Она словно не верит своим глазам и потому откидывает – немного нервно – пряди средне-длинных волос крупными кудрями, опускает ягодку подбородка, желая отыскать на земле нечто, менее смущающее взгляд; глядит вниз напряженно, пристально.
Она была бы лисицей, если б – странным образом – не была бы настолько похожа на вязанку хвороста, голых сучьев, не желающих в топку.
– Почему ты не пишешь мне? Почему? – атаковал я ее, когда мы встретились на празднике, на зеленой лужайке, на дне рождения.
С ней была взрослая дочь, тоже остренькая, но блондинка.
– Я волнуюсь, я хочу знать, как у тебя дела, а ты пишешь всего по разу в год, – говорил я, чуть хмельной. – Почему? Почему?

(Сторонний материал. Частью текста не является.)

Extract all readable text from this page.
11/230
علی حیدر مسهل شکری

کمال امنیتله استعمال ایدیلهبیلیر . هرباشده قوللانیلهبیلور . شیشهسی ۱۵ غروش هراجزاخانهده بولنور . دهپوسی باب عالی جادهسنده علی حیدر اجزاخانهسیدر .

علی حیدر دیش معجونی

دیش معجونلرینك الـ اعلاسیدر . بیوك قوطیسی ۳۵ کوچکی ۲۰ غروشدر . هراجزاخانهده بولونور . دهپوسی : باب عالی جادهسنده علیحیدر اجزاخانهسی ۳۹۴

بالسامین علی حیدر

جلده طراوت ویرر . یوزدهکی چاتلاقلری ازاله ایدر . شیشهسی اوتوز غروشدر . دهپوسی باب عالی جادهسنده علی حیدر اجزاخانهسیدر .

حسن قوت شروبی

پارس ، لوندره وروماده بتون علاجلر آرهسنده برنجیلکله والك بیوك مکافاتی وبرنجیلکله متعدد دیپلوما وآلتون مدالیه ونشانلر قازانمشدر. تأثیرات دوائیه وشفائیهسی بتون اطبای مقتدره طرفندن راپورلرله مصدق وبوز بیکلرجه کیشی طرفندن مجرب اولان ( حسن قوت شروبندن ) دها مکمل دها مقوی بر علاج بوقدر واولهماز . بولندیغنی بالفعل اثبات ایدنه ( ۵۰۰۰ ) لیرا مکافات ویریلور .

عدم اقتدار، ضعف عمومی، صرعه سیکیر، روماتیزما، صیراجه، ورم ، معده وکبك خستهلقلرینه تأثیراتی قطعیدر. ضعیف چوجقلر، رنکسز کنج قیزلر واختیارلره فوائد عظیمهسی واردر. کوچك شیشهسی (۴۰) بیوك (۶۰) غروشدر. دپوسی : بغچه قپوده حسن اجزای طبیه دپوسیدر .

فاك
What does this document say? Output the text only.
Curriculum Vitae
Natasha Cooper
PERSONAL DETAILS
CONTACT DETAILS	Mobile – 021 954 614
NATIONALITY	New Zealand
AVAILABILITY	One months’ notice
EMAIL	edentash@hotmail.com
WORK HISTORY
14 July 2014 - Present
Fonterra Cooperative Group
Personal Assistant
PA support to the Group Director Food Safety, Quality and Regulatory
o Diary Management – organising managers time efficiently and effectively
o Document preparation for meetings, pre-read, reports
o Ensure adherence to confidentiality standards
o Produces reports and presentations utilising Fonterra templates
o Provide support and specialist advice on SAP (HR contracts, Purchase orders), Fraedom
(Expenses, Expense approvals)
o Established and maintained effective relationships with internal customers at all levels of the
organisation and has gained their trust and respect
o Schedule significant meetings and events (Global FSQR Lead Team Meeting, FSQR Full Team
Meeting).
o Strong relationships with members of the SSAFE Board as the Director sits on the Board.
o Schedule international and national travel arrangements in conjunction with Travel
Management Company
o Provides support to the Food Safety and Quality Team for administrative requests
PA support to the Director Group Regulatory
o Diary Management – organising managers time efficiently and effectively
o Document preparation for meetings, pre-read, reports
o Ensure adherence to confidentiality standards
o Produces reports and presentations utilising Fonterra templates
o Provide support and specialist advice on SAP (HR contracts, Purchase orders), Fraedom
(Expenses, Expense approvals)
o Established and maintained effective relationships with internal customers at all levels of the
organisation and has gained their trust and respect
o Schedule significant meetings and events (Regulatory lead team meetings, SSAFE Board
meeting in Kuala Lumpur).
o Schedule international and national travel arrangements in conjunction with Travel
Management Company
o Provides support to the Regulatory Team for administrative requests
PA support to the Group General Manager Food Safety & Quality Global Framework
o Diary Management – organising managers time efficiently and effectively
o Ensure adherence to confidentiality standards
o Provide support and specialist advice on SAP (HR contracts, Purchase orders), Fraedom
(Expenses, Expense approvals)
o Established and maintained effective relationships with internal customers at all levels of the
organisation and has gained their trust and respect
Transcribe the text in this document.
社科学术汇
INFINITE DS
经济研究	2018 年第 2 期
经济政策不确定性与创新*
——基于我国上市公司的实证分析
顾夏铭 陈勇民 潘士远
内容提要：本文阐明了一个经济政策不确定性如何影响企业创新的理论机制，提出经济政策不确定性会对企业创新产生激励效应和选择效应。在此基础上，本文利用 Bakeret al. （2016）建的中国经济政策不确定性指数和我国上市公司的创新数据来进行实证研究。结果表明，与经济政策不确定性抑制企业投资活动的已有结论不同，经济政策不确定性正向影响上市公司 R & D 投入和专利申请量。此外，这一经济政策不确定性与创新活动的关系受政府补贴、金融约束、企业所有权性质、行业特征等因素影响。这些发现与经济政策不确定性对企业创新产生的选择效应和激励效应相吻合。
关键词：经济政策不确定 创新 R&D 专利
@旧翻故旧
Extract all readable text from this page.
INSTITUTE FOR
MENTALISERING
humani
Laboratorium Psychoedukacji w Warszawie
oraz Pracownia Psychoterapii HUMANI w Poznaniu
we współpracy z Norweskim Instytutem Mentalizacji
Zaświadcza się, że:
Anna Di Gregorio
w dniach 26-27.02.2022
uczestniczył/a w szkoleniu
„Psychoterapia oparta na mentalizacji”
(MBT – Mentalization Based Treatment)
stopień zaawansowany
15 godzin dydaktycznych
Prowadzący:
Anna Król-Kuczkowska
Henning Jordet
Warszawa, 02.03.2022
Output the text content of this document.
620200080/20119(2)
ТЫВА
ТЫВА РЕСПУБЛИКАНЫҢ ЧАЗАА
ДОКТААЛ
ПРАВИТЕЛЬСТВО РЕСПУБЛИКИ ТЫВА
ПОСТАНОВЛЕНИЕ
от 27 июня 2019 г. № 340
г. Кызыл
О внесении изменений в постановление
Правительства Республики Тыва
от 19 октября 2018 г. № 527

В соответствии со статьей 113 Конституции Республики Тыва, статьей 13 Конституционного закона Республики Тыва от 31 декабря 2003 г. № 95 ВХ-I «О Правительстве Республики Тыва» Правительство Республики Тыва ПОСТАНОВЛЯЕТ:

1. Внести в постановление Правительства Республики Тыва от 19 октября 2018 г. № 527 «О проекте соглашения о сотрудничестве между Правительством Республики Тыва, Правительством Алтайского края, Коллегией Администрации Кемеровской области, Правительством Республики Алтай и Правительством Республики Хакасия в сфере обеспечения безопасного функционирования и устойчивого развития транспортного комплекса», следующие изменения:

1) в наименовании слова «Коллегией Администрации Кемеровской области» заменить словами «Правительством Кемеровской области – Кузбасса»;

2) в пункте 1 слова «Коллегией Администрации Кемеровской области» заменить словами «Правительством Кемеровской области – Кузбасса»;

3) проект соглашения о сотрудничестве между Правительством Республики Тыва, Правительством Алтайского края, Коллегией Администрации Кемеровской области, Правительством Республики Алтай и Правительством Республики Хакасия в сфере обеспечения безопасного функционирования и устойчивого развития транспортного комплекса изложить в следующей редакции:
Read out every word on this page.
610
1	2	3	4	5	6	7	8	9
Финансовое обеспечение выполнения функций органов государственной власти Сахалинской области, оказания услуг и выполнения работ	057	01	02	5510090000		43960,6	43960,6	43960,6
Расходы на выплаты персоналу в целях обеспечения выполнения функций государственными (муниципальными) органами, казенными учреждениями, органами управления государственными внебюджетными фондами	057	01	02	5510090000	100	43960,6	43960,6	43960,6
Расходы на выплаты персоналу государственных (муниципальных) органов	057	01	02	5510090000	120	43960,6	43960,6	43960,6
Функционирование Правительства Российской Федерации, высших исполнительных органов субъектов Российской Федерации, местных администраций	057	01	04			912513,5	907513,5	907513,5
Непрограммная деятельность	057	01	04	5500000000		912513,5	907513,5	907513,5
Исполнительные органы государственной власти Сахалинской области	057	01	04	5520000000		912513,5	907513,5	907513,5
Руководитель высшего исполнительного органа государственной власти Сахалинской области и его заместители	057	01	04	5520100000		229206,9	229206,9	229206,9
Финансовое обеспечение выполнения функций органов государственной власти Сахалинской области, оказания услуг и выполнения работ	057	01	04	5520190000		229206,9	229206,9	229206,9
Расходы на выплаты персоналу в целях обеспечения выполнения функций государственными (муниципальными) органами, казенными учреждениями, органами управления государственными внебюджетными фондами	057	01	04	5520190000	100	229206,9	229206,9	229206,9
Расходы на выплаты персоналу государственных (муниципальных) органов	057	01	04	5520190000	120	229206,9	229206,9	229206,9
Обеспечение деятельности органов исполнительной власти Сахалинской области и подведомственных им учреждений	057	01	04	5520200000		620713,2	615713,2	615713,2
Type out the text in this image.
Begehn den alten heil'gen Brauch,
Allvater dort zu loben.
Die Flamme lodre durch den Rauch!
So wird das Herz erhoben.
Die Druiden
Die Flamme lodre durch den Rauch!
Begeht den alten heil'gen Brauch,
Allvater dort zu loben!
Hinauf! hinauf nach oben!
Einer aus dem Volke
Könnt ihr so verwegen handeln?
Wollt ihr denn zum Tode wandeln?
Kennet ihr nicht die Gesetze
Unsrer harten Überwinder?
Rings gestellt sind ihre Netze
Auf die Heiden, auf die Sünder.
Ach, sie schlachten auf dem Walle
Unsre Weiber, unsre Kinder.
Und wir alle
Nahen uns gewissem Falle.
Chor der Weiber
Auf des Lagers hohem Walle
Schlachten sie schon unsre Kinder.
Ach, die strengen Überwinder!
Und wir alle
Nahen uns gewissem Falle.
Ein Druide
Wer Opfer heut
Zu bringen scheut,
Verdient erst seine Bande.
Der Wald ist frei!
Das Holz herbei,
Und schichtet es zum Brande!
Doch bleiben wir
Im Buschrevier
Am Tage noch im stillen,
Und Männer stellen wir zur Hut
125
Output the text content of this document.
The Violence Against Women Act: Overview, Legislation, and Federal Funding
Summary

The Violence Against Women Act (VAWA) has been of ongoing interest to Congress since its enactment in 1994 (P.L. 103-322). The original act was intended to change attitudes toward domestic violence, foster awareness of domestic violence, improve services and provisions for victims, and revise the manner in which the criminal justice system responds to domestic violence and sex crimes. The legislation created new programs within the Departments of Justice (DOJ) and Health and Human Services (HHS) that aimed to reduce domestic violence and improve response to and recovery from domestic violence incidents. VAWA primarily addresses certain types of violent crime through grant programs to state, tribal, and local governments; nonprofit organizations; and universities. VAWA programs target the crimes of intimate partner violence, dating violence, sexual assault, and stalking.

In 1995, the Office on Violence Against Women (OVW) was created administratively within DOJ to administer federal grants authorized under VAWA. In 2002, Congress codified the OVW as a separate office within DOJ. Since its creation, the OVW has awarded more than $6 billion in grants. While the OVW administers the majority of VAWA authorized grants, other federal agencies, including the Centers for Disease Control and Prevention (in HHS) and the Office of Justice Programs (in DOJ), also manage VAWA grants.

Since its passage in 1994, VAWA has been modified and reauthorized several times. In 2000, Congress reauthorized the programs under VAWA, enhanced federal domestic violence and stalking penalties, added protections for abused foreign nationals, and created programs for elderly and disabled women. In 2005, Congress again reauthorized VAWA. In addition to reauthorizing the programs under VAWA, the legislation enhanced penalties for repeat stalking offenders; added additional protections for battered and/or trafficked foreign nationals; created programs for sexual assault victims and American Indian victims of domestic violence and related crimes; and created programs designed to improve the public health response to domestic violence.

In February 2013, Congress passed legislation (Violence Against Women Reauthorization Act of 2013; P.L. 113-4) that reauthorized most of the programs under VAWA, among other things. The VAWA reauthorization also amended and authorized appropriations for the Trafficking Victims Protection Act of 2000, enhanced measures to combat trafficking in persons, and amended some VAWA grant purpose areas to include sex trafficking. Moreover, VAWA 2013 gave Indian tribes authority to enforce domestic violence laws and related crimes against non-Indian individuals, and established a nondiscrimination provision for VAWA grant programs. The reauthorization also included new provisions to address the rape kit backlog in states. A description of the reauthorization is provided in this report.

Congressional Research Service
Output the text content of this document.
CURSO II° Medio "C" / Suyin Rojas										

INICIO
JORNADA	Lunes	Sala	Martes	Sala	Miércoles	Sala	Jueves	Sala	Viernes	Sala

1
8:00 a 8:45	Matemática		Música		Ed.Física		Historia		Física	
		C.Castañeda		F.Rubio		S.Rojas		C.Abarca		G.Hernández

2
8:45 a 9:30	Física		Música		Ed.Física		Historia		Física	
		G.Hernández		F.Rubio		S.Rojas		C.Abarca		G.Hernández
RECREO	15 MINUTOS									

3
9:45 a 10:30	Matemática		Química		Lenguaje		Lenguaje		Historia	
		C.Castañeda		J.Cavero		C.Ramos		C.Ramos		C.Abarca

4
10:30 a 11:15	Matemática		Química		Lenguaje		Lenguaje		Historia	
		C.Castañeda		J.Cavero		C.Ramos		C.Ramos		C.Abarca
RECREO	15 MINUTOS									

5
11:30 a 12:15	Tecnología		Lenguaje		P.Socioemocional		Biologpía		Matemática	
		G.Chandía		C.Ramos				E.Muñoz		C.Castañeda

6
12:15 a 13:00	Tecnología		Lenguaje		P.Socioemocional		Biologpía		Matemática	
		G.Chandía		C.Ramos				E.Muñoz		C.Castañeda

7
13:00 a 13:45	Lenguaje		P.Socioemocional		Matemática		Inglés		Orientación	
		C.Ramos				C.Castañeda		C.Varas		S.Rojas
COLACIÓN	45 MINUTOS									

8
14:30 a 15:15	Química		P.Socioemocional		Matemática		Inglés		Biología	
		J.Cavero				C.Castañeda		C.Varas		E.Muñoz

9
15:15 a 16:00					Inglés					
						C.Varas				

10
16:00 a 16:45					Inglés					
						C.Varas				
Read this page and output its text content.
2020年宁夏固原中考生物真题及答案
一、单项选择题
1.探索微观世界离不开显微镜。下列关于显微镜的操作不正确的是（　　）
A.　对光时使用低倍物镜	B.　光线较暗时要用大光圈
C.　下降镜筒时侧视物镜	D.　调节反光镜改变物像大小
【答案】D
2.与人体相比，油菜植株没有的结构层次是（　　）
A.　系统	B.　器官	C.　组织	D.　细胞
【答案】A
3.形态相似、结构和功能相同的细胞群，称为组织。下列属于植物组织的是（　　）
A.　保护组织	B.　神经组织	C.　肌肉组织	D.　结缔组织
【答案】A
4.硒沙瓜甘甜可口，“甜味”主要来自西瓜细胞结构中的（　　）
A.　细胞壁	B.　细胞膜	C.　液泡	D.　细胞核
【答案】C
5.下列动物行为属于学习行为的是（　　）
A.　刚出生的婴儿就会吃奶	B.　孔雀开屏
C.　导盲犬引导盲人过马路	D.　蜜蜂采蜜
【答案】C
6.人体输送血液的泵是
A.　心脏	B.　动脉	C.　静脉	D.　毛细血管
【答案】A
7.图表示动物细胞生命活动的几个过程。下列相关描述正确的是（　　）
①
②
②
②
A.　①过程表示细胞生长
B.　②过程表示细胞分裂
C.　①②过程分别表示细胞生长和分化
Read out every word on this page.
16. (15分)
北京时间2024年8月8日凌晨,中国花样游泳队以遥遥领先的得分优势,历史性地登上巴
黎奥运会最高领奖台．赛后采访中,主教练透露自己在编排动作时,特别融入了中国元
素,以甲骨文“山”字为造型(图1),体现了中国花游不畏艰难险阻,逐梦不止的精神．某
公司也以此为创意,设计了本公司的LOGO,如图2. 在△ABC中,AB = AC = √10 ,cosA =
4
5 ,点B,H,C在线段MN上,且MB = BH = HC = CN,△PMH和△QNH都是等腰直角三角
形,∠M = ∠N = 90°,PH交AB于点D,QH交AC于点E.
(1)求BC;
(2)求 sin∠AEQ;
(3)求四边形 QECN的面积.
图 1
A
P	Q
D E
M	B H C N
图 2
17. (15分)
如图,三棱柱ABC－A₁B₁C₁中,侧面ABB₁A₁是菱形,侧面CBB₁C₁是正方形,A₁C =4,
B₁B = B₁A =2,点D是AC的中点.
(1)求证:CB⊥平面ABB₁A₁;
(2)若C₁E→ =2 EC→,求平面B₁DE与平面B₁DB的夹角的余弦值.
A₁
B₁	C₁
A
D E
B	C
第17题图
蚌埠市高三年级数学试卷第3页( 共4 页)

Внимание мое было ей лестно, ей понравилось, что я волнуюсь за нее, и я действительно волнуюсь, по сей день, но это скорей волнение читателя, переживающего за литературного героя, которому отдано сердце. Я хочу знать, что с героем произойдет дальше, я желаю ему счастья, но не уверен, сбудутся ли мои ожидания, а если и сбудутся, то и тогда он не обретет в глазах моих плоть и кровь, он не из тех, кто лишит меня сна, и не тот, кто в состоянии подарить мне полноценный покой; женщина с хворостяным немного, суховато потрескивающим очарованием может повернуть свою судьбу как угодно и, в сущности, ничего не изменит во мне.
Узнав, что с ней сталось, я буду жить дальше по-прежнему – и даже написать о ней не захочу.
Если все хорошо, то писать скучно.
А если плохо, то тем более нельзя писать, потому что мнение мое способно задеть без необходимости, навредить, а какое я имею право совать в чужое горе свой нос?
Никакого.
Но у нее сейчас разлом, она на перепутье, все еще может как-то неожиданно повернуться. Есть конфликт, есть сюжет. Я хочу знать, что будет дальше.
Я налетел на нее в саду, возле аккуратного пруда, обрамленного ярко-зеленой травой, потому что прошлой осенью она прислала мне письмо, явно под копирку сделанное, каким информировала весь свой дружеский круг. В письме – электронном – она написала, что разошлась с мужем, что из дома, где провела много лет, выехала, что ищет работу по своей бухгалтерской специальности, что слать ей бумажные письма надо по такому-то адресу, но лучше все-таки мейлы писать, а не марать бумагу.
«Наши с мужем отношения себя исчерпали», – написала она, упомянув мельком, что дочери, обе, решения ее не поддержали, а младшая, которая выехала из дома в университет буквально за неделю до внезапного разрыва родителей, так и вообще не хочет навещать мать.
К отцу она тоже приезжать не хочет, потому что у нее много дел: «Разбирайтесь сами». А девочка она большая, тяжеловатая, с глазами, как у спаниеля. Она – темная, не похожая ни на рыжую мать, ни на отца-блондина, выцветшего почти до белизны.
Он похож на обезьяну. Белую. Такое лицо.
Как ни сухо было составлено письмо, оно произвело на меня впечатление. До того как младшая дочь выехала в университет, примерно месяцем ранее, была другая лужайка, где я тоже стоял на ярко-зеленой траве и, вяло, без интереса рассматривая отутюженные интерьеры усадьбы, преображенной в ресторан, пил и ел, участвовал в торжестве (это была серебряная свадьба).